Desde quando seus antepassados foram trazidos da África, empilhados em navios negreiros, para serem vendidos no Valongo depois de estirados na praia para destravar o corpo, o menino negro sabe quem manda e quem obedece. O tronco e a chibata no lombo de seus antepassados surraram também sua memória e lhe ensinaram as lições que sobrevivem 125 anos depois da liberdade sem conteúdo da Lei Áurea. A lei que libertou os brancos do fardo da escravidão antieconômica. Mais de um século depois, o menino ainda sabe como é que se fala até mesmo com moleque que herdou os mimos da casa-grande: "Eu não, meu senhor, todo mundo aqui é trabalhador", defendeu-se.
Esse menino descende de homens livres há mais de um século. Mas a chibata ficou lá dentro da alma, ferindo, dobrando, humilhando, criando desconfiança, ensinando artimanhas de quilombo para sobreviver. Esse "meu senhor" diz tudo, fala alto, grita na consciência dos que a tem. Esse "meu senhor" desdiz a liberdade, desmente a Lei Áurea, nos leva de volta aos tempos da senzala, do tronco e do pelourinho. Esse "meu senhor" expressa uma liberdade não emancipadora, que não integrou o negro senão nas funções subalternas de uma escravidão dissimulada, mas não na ressocialização para a liberdade e para a cidadania. Quem acusa o menino não sabe que a sociedade não pode colher o fruto que não semeou.

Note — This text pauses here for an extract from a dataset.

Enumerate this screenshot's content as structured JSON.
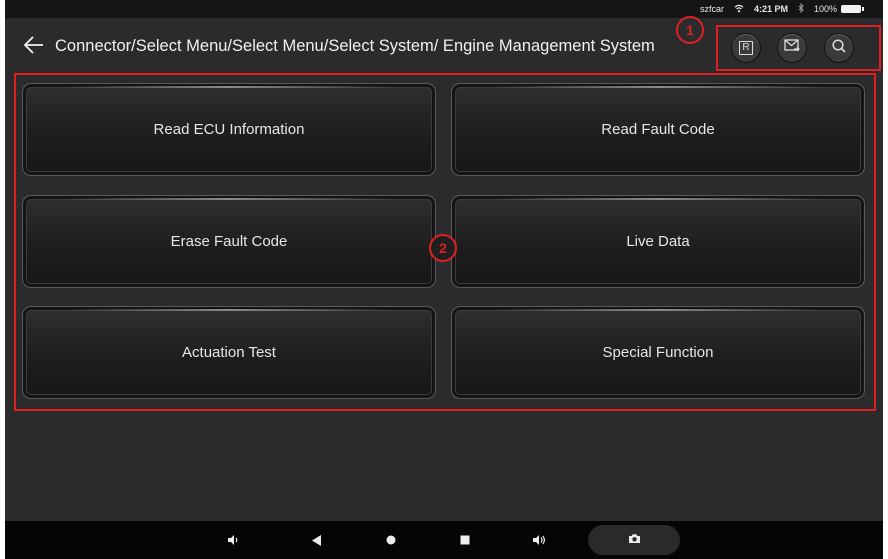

No dia 13 de maio de 1888 não libertamos ninguém. Continuamos todos escravos da escravidão que não acaba, da moral retorcida que nos legou, da consciência cindida que nos faz crer que somos uma coisa sendo outra. No mundo novo da liberdade abstrata de um contrato fictício não podemos nos encontrar porque não encontramos o outro, não podemos ser livres porque não nos libertamos no outro, não podemos ter direitos de que os outros carecem.
O menino levou uma surra de capacetes. "Bateu, bateu", disse ele a uma repórter. Desmaiou. Foi ferido a faca na orelha. Com uma trava de bicicleta, foi amarrado pelo pescoço num poste. Coisa de gente muito valente, coisa de macho: 30 homens contra um menino franzino. E na Câmara dos Deputados houve quem se orgulhasse disso. Confessou um deputado mais inclinado ao justiçamento do que à Justiça: "Praticou um ato corajoso quem deu uma surra nesse vagabundo, porque os moradores estão cansados de serem roubados e assaltados por essa gentalha". Isto é, gentinha, populacho, ralé. O mesmo tratamento que tinha vigência antes da lei do 13 de Maio, quando o escravo era considerado coisa, semovente, mercadoria, um ser abaixo da condição humana. Mero animal de trabalho, com a diferença de que das azêmolas diferia porque falava, gemia, chorava, sabia.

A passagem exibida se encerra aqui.